WHAT IS PERJURY?
September 14, 1998
Margaret Warner is joined by former Assistant U.S. Attorney Bruce Yannett and former U.S. Attroney Joseph diGenova to discuss what constitutes perjury.
MARGARET WARNER: Of the 11 possible grounds for impeachment outlined in independent counsel Kenneth Starr's referral to the House of Representatives, five involve allegations of perjury. Four stem from the President's January 17th deposition in the Paula Jones sexual harassment suit. The fifth stems from his August 17th testimony to Starr's grand jury. In his Jones' deposition, Starr noted, the President flatly denied that he'd had a sexual relationship, a sexual affair, or sexual relations with Monica Lewinsky.
As Starr sees it, the President was relying primarily on a semantic defense. The President, Starr said, argues that the terms used in the Jones deposition to cover sexual activity did not cover the sexual activity in which he engaged with Ms. Lewinsky. For his other false statement, Starr said, the President's response is factual. Namely, he disputes Ms. Lewinsky's account that he ever touched her in an intimate way. Starr concludes the President's denials - semantic and factual -- do not withstand scrutiny.

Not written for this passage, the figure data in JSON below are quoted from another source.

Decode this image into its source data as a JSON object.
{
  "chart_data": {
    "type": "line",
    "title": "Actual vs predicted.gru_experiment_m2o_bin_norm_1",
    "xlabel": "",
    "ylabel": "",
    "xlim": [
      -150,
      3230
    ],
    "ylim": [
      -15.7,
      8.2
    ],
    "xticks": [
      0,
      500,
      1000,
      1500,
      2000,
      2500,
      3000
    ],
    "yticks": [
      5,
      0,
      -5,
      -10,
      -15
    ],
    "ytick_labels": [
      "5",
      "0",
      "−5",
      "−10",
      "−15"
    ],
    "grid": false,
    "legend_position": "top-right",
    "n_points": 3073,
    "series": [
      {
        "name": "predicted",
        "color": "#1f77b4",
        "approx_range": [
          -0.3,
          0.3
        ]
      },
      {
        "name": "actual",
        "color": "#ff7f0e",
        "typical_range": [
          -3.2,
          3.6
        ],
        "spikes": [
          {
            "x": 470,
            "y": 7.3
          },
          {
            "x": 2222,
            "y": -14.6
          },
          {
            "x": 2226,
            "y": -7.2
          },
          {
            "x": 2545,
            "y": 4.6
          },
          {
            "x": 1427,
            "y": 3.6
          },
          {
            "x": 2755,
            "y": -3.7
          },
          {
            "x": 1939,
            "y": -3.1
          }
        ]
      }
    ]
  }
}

The President's private attorney, David Kendall, took issue with Starr on the perjury question in a rebuttal issued Saturday. "Literally true statements cannot be the basis for a perjury prosecution, even if the witness intends to mislead the questioner," Kendall wrote. "Likewise, answers to inherently ambiguous questions cannot constitute perjury, and what's more," he said, "Normally, a perjury prosecution may not rest on the testimony of a single witness." Starr charges that the President compounded his perjury before the grand jury.
While the President admitted an inappropriate intimate relationship with Lewinsky, Starr said, he also maintained that he believed his various statements in the Jones case to be legally accurate on the same semantic and factual grounds. "President Clinton's definition of sexual activity is not credible," Starr wrote. "Under any rational view of the evidence, the President lied to the grand jury."
The other three perjury allegations involve deposition testimony in which the President gave vague answers but not outright denials, like this exchange on whether he recalled being alone with Monica Lewinsky. "Question: So I understand your testimony is that it was possible then that you were alone with her, but you have no specific recollection of that ever happening?" "Answer: Yes, that is correct. It's possible that she, I, while she was working there, brought something to me and at the time she brought it to me, she was the only person there. That's possible." Starr noted that the President admitted to the grand jury that he had been alone with Ms. Lewinsky, adding, "It is not credible that he actually had no memory of this fact six months earlier, particularly given that they were obviously alone when engaged in sexual activity."
Yesterday on ABC's This Week, Kendall once again vigorously disputed the allegations of perjury in all these instances.
DAVID KENDALL: The Jones' deposition testimony is a mess. The President did not perjure himself there.